It seems that more electric-bike riders are finding their way onto area trails, sometimes out-of-towners pedaling rental rigs, sometimes experienced riders who obtained a permit from Park City or some who have decided to flout the e-bike ban on singletrack trails.
Those 65 years or older or who have certain mobility disabilities are eligible for the permit from the city. Absent those conditions, e-bikes are banned on singletrack trails inside Park City limits.
That doesn’t extend to trails managed by the Snyderville Basin Recreation District — which bans e-bikes outright — a distinction likely lost on most users of the area’s interconnected trail system.
Dana Jones, Basin Rec’s director, said the district has been working to come up with solutions for the apparent growing number of e-bikers using the area’s trails and the conflicts that can ensue.
“We’re seeing a lot of rentals on the trails … (and) starting to hear more about it,” Jones said.
Jones said one idea is to create trails designated for e-bikes, but said that would come with challenges brought on by the nature of the bikes, which enable riders to achieve higher speeds for longer than those riding a bicycle without a motor.

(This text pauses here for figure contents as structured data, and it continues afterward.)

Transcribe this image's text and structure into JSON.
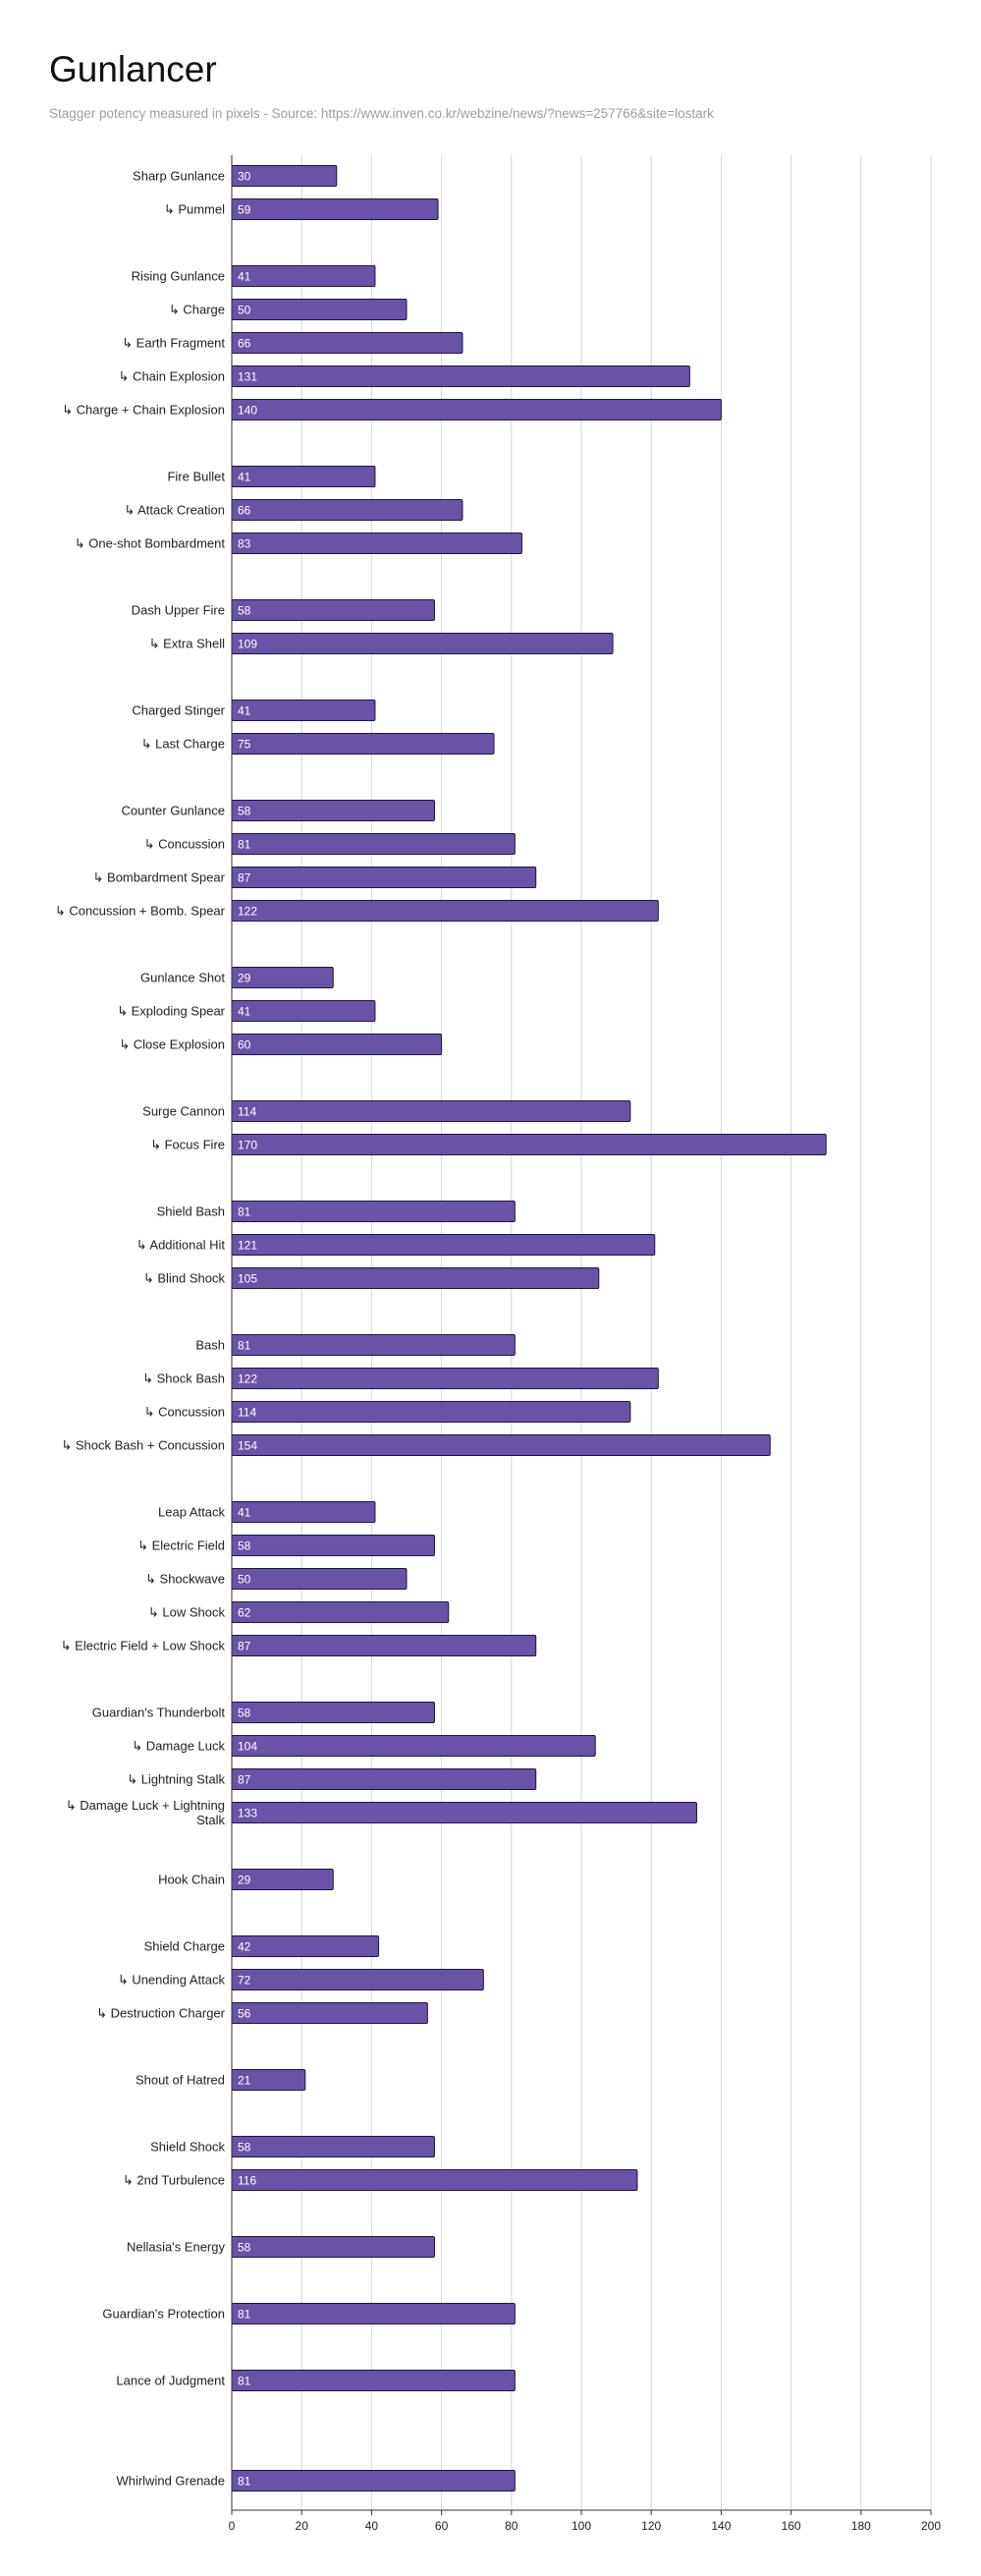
{
  "chart_data": {
    "type": "bar",
    "orientation": "horizontal",
    "title": "Gunlancer",
    "subtitle": "Stagger potency measured in pixels - Source: https://www.inven.co.kr/webzine/news/?news=257766&site=lostark",
    "xlim": [
      0,
      200
    ],
    "xticks": [
      0,
      20,
      40,
      60,
      80,
      100,
      120,
      140,
      160,
      180,
      200
    ],
    "grid": true,
    "bar_color": "#6a52a7",
    "bar_stroke": "#1e1640",
    "groups": [
      [
        [
          "Sharp Gunlance",
          30
        ],
        [
          "↳ Pummel",
          59
        ]
      ],
      [
        [
          "Rising Gunlance",
          41
        ],
        [
          "↳ Charge",
          50
        ],
        [
          "↳ Earth Fragment",
          66
        ],
        [
          "↳ Chain Explosion",
          131
        ],
        [
          "↳ Charge + Chain Explosion",
          140
        ]
      ],
      [
        [
          "Fire Bullet",
          41
        ],
        [
          "↳ Attack Creation",
          66
        ],
        [
          "↳ One-shot Bombardment",
          83
        ]
      ],
      [
        [
          "Dash Upper Fire",
          58
        ],
        [
          "↳ Extra Shell",
          109
        ]
      ],
      [
        [
          "Charged Stinger",
          41
        ],
        [
          "↳ Last Charge",
          75
        ]
      ],
      [
        [
          "Counter Gunlance",
          58
        ],
        [
          "↳ Concussion",
          81
        ],
        [
          "↳ Bombardment Spear",
          87
        ],
        [
          "↳ Concussion + Bomb. Spear",
          122
        ]
      ],
      [
        [
          "Gunlance Shot",
          29
        ],
        [
          "↳ Exploding Spear",
          41
        ],
        [
          "↳ Close Explosion",
          60
        ]
      ],
      [
        [
          "Surge Cannon",
          114
        ],
        [
          "↳ Focus Fire",
          170
        ]
      ],
      [
        [
          "Shield Bash",
          81
        ],
        [
          "↳ Additional Hit",
          121
        ],
        [
          "↳ Blind Shock",
          105
        ]
      ],
      [
        [
          "Bash",
          81
        ],
        [
          "↳ Shock Bash",
          122
        ],
        [
          "↳ Concussion",
          114
        ],
        [
          "↳ Shock Bash + Concussion",
          154
        ]
      ],
      [
        [
          "Leap Attack",
          41
        ],
        [
          "↳ Electric Field",
          58
        ],
        [
          "↳ Shockwave",
          50
        ],
        [
          "↳ Low Shock",
          62
        ],
        [
          "↳ Electric Field + Low Shock",
          87
        ]
      ],
      [
        [
          "Guardian's Thunderbolt",
          58
        ],
        [
          "↳ Damage Luck",
          104
        ],
        [
          "↳ Lightning Stalk",
          87
        ],
        [
          "↳ Damage Luck + Lightning Stalk",
          133
        ]
      ],
      [
        [
          "Hook Chain",
          29
        ]
      ],
      [
        [
          "Shield Charge",
          42
        ],
        [
          "↳ Unending Attack",
          72
        ],
        [
          "↳ Destruction Charger",
          56
        ]
      ],
      [
        [
          "Shout of Hatred",
          21
        ]
      ],
      [
        [
          "Shield Shock",
          58
        ],
        [
          "↳ 2nd Turbulence",
          116
        ]
      ],
      [
        [
          "Nellasia's Energy",
          58
        ]
      ],
      [
        [
          "Guardian's Protection",
          81
        ]
      ],
      [
        [
          "Lance of Judgment",
          81
        ]
      ],
      [],
      [
        [
          "Whirlwind Grenade",
          81
        ]
      ]
    ]
  }
}
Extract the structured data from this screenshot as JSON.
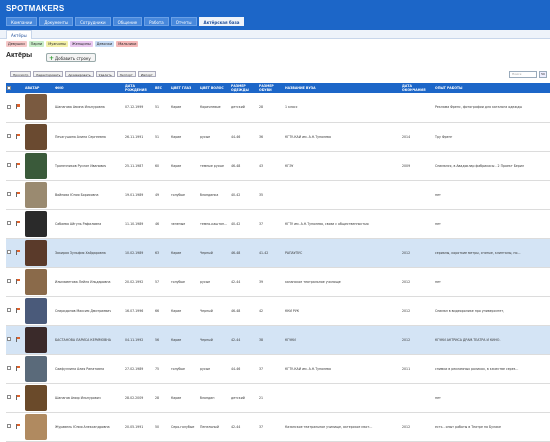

“We want them on areas with longer sightlines,” she said of e-bikes. “We don’t want them on areas where they can come screaming around corners and run into people.”
And since riding an e-bike doesn’t require as much energy, e-bike trails would likely have to be longer, requiring more land.
Developing a new trail system is costly and requires planning to ensure the proper level of integration, among other concerns.
“It’s something that’s not in the six-month plan,” Jones said.
Jones said the district was collaborating with the Mountain Trails Foundation, which manages much of Park City’s trail system, including the popular and accessible Round Valley trail network.
The conflict between e-bikers and non-assisted mountain bike riders — as well as hikers — can come from the higher speeds e-bikes achieve as well as the lower amount of effort required to climb hills and cover distance. That can lead to novice riders entering terrain that challenges their ability level, especially on descents.
E-bikes tend to be heavier than non-assisted rides, which can make them more challenging to control.
Jones said she’s heard of conflicts where a hiker or regular mountain biker abandons a singletrack trail to let an e-biker pass, sometimes in steep terrain that can be dangerous. For bikers climbing uphill, getting passed also breaks momentum, though riders can be passed by anyone who’s faster, regardless of whether they’re using a motor.
Jones indicated a novice rider might rent an e-bike and hit the trail without knowing the customs and rights-of-way that help users get along.
“It reminds me of my time working on reservoirs and lakes renting jet skis,” Jones said. “Folks renting them might not be as familiar with trail etiquette and how to ride them.”
Jade Johnson, an associate at Park City Bike and Demo, a bike shop on Kearns Boulevard, said the shop workers tell riders where they can and can’t go on e-bikes. She said staffers advise electric mountain bike renters to head to trails in Midway or the Salt Lake Valley where there are more e-bike-friendly options. She said the shop’s e-bike rental fleet is in high demand.
“We certainly see a bunch of people very interested in the e-bikes. There’s been a big influx this summer,” Johnson said. “They’ve gotten a lot more popular this year.”
She indicated the bikes seem to appeal to riders who don’t appear to be avid cyclists.
“Maybe a lot more people heard about them and want to get into the sport because it’s a way they can ride a bike without having to be super in shape and use a lot of muscle mass,” Johnson said. “… We see more older people are renting them, people in town visiting who just kind of want to cruise around town and easily get from one side of town to the other and you can do that so fast.”